RENEE MONTAGNE, host:
Steven Levitt, along with his fellow Freakanomics columnist Steven Dubner, writes about the travails of real estate agents in this Sunday's New York Times Magazine. And he joined us from Chicago.
Professor STEVEN LEVITT (Economist, University of Chicago): Hello, Renee.
MONTAGNE: Let's get to the whole question of the demise of the real estate agent. You compared it to another profession, that of the travel agent, because this all involves the Internet.
Professor LEVITT: For a travel agent, when there became alternative options for people to figure out how to pick their flights, very quickly travel agents almost disappeared. With real estate agents I think the same thing is likely to happen. If you think about what real estate agents do for their clients, the biggest service, historically, they provided is hooking up a seller of a home with buyers through what's called a multiple listing service.
But now, with the Internet, there are all sorts of alternative ways to get your property out into the hands of buyers. And in particular there are now flat-fee brokers who are willing, for just a small amount of money, $300 to $400, to list your house for you on the multiple listing services. So I think real estate as we know it is in the process of completely changing.
MONTAGNE: In the face of this sort of competition from the Internet or from innovative ways of offering these services for less, might not real estate brokers lower their fees?
Professor LEVITT: What I think is inevitable over time is that there's going to be a much more direct tie between the hours that a real estate agent works on your property and how much you pay them. You know, when you go to the dentist, it depends how long you spend in the dentist's chair, how much you pay them. To think that we would just pay six percent of the value of our home when really an agent provides the same services if the home sells for $200,000 or $2 million is, I think, an archaic incentive structure, which under the burden of the new ways of transferring information through the Internet, is going to buckle.

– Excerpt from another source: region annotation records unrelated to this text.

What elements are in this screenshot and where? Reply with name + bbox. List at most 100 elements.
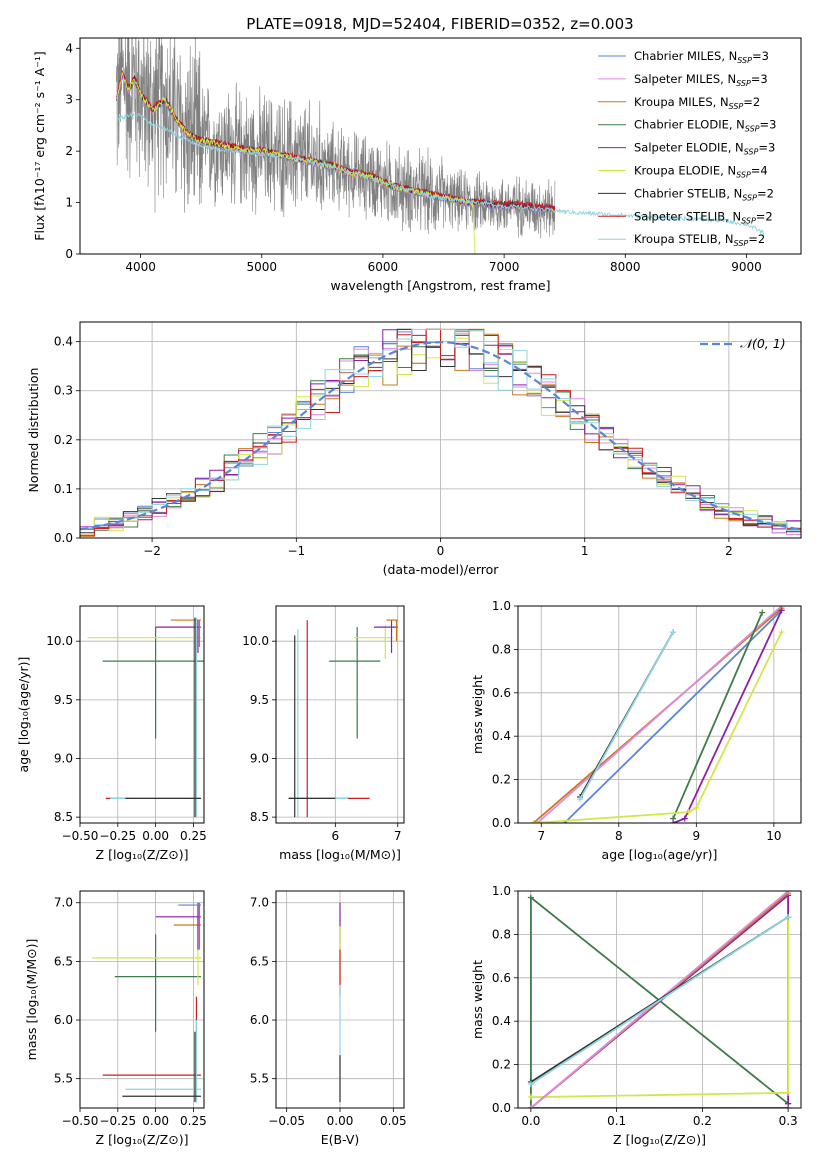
weight-point-marker (693, 804, 700, 811)
weight-point-marker (681, 815, 688, 822)
axes-frame-age-vs-mass (275, 605, 405, 824)
x-tick-label: 0.00 (142, 1114, 169, 1128)
weight-point-marker (785, 1089, 792, 1096)
x-tick-label: −1 (287, 544, 305, 558)
x-tick-label: 9000 (731, 260, 762, 274)
weight-series-line (536, 606, 783, 823)
legend-label-sub: SSP (734, 239, 749, 248)
legend-entry-label: Chabrier ELODIE, NSSP=3 (634, 118, 776, 134)
legend-label-main: Chabrier STELIB, N (634, 186, 742, 200)
x-tick-label: 0.3 (779, 1114, 798, 1128)
x-tick-label: −0.05 (268, 1114, 305, 1128)
x-tick-label: 6000 (368, 260, 399, 274)
legend-entry-label: 𝒩(0, 1) (740, 336, 786, 351)
y-axis-label: Flux [fλ10⁻¹⁷ erg cm⁻² s⁻¹ A⁻¹] (32, 51, 47, 240)
legend-label-main: Chabrier MILES, N (634, 49, 737, 63)
y-tick-label: 0.8 (492, 642, 511, 656)
legend-entry-label: Kroupa ELODIE, NSSP=4 (634, 164, 768, 180)
x-axis-label: Z [log₁₀(Z/Z⊙)] (96, 847, 189, 862)
legend-entry-label: Chabrier MILES, NSSP=3 (634, 49, 769, 65)
legend-label-count: =2 (756, 209, 773, 223)
x-tick-label: 0.05 (380, 1114, 407, 1128)
y-tick-label: 5.5 (54, 1072, 73, 1086)
y-tick-label: 6.0 (54, 1013, 73, 1027)
legend-label-main: Kroupa ELODIE, N (634, 164, 736, 178)
legend-label-sub: SSP (745, 125, 760, 134)
y-tick-label: 0.1 (54, 482, 73, 496)
y-axis-label: mass weight (470, 675, 485, 754)
y-tick-label: 4 (65, 41, 73, 55)
axes-frame-spectrum (79, 37, 802, 255)
x-axis-label: wavelength [Angstrom, rest frame] (330, 278, 550, 293)
y-tick-label: 8.5 (54, 810, 73, 824)
x-axis-label: (data-model)/error (383, 562, 500, 577)
x-tick-label: 7 (394, 829, 402, 843)
y-tick-label: 10.0 (46, 634, 73, 648)
panel-weight-vs-Z: 0.0 0.1 0.2 0.3 0.0 0.2 0.4 0.6 0.8 1.0 Z [log₁₀(Z… (470, 884, 802, 1147)
y-tick-label: 0.0 (54, 531, 73, 545)
weight-point-marker (670, 820, 677, 823)
weight-point-marker (527, 1081, 534, 1088)
weight-series-line (672, 612, 764, 820)
panel-mass-vs-Z: −0.50 −0.25 0.00 0.25 5.5 6.0 6.5 7.0 Z [log₁₀(Z… (24, 890, 207, 1147)
y-tick-label: 0 (65, 247, 73, 261)
weight-point-marker (527, 1094, 534, 1101)
x-tick-label: 7 (537, 829, 545, 843)
weight-series-line (563, 609, 783, 823)
weight-point-marker (759, 609, 766, 616)
x-axis-label: E(B-V) (321, 1132, 360, 1147)
y-tick-label: 7.0 (54, 896, 73, 910)
y-tick-label: 0.3 (54, 384, 73, 398)
legend-entry-label: Salpeter STELIB, NSSP=2 (634, 209, 773, 225)
x-tick-label: 0.25 (180, 1114, 207, 1128)
legend-label-main: Salpeter MILES, N (634, 72, 736, 86)
histogram-step (80, 328, 801, 538)
legend-label-sub: SSP (729, 102, 744, 111)
legend-label-count: =2 (757, 186, 774, 200)
y-tick-label: 0.4 (492, 729, 511, 743)
axes-frame-weight-vs-Z (517, 890, 802, 1109)
legend-label-sub: SSP (744, 148, 759, 157)
y-tick-label: 6.0 (250, 1013, 269, 1027)
y-tick-label: 1.0 (492, 599, 511, 613)
plot-layer: 4000 5000 6000 7000 8000 9000 0 1 2 3 4 wavelength … (16, 37, 802, 1147)
legend-entry-label: Salpeter MILES, NSSP=3 (634, 72, 768, 88)
weight-series-line (579, 631, 674, 800)
weight-point-marker (778, 629, 785, 636)
x-tick-label: −0.50 (62, 829, 99, 843)
y-tick-label: 6.5 (54, 954, 73, 968)
plot-area-spectrum (115, 38, 765, 254)
x-tick-label: −0.50 (62, 1114, 99, 1128)
x-tick-label: 0.00 (327, 1114, 354, 1128)
y-tick-label: 6.5 (250, 954, 269, 968)
legend-label-count: =3 (760, 118, 777, 132)
legend-label-main: Chabrier ELODIE, N (634, 118, 745, 132)
x-tick-label: 0.00 (142, 829, 169, 843)
weight-point-marker (534, 820, 541, 823)
y-tick-label: 9.0 (54, 751, 73, 765)
weight-point-marker (530, 820, 537, 823)
legend-residuals: 𝒩(0, 1) (700, 336, 786, 351)
weight-point-marker (778, 607, 785, 614)
y-tick-label: 1 (65, 196, 73, 210)
x-tick-label: 8 (615, 829, 623, 843)
x-tick-label: −0.25 (99, 829, 136, 843)
x-tick-label: 0.2 (693, 1114, 712, 1128)
y-tick-label: 2 (65, 144, 73, 158)
y-tick-label: 10.0 (242, 634, 269, 648)
x-tick-label: 0 (437, 544, 445, 558)
y-tick-label: 3 (65, 93, 73, 107)
axes-frame-mass-vs-Z (79, 890, 205, 1109)
y-tick-label: 5.5 (250, 1072, 269, 1086)
y-tick-label: 9.5 (54, 693, 73, 707)
normal-curve (80, 341, 801, 531)
y-axis-label: age [log₁₀(age/yr)] (16, 657, 31, 773)
y-tick-label: 0.4 (492, 1014, 511, 1028)
y-tick-label: 0.4 (54, 335, 73, 349)
panel-spectrum: 4000 5000 6000 7000 8000 9000 0 1 2 3 4 wavelength … (32, 37, 802, 293)
weight-point-marker (527, 894, 534, 901)
legend-entry-label: Chabrier STELIB, NSSP=2 (634, 186, 774, 202)
axes-frame-weight-vs-age (517, 605, 802, 824)
x-tick-label: 7000 (489, 260, 520, 274)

MONTAGNE: You give an example of a couple, actually, who have a company where they not only list your house, but they will also offer other services that are priced for the individual service. And it still adds up to some fraction of what a broker's fee would be.
Professor LEVITT: That's correct. If you take a house that sells for $500,000 today at a six-percent commission, that's a $30,000 payment to real estate agents. Now, if you start breaking down the services that agents actually provide and how many hours they spend per house, it comes out to be an outrageous fee per hour. So it takes maybe, I would estimate, 40 hours for a real estate agent to sell your house. So, on an hourly basis, they're making an absurd amount of money.

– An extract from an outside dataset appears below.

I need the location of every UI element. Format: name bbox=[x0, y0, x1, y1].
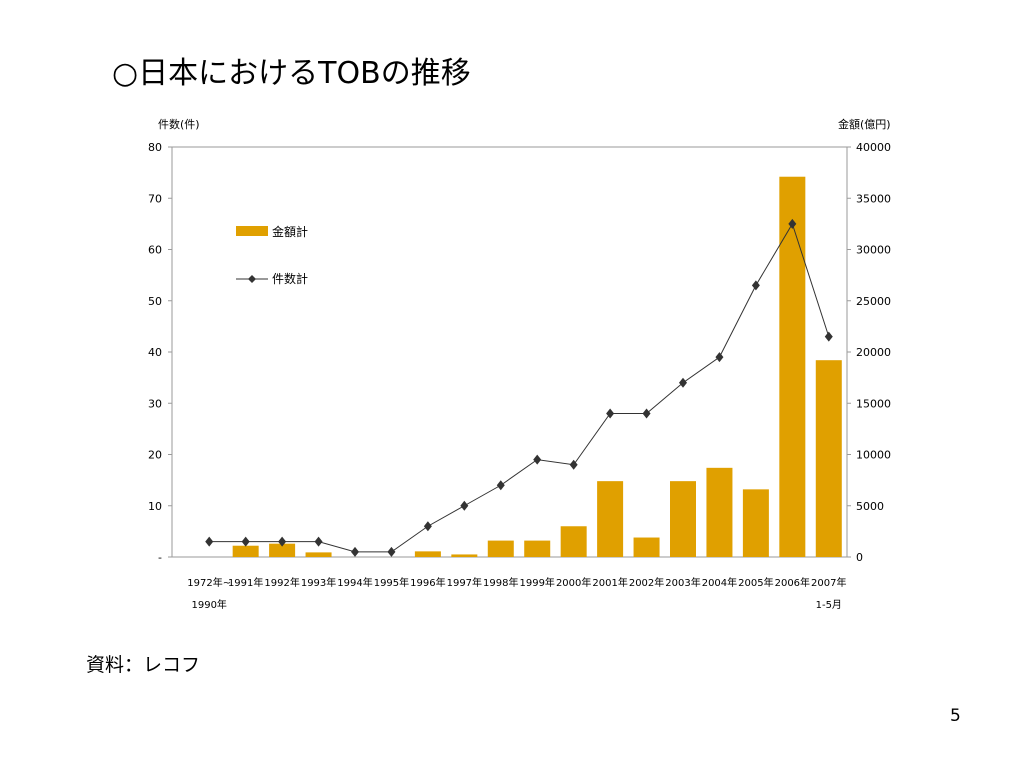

MONTAGNE: And that's, you know, writing the contracts, figuring out what the price of the house is, showing it.
Professor LEVITT: Showing the home.
MONTAGNE: Everything that they do.
Professor LEVITT: Exactly. But really, they have to charge that kind of absurd amount per hour because they spend 90 percent of their time out trolling, trying to find new clients. The reason that agents are willing to work so hard and spend so much time trying to find new clients is that each client they find is extremely lucrative for them.
MONTAGNE: But you write, pity the poor real estate agent because in the larger picture they haven't made out like bandits during the housing boom.
Professor LEVITT: Two economists wrote a fascinating paper, which I published in the journal that I edit, which looked at the exact question about what happens to the wages of real estate agents when prices go up. And they make a really telling comparison between Boston and Minneapolis, this is back in the 1990 census.
Housing prices in Boston were about twice as high as those in Minneapolis. And yet, real estate agents in Boston made exactly the same wages as real estate agents in Minneapolis. And you ask, why is that true? Well, it's because of course there were twice as many real estate agents in Boston as there were in Minneapolis. And there were twice as man real estate agents precisely because when there's a lot more money to be made selling real estate, every Tom, Dick and Harry rushes in to get their real estate license to go and start selling homes.
It's actually a basic idea of economics.
MONTAGNE: Steven Levitt, thank you very much.
Professor LEVITT: Thank you for having me.
MONTAGNE: University of Chicago economist Steven Levitt. He co-wrote Endangered Species, an article on the future of real estate agents in this Sunday's New York Time Magazine.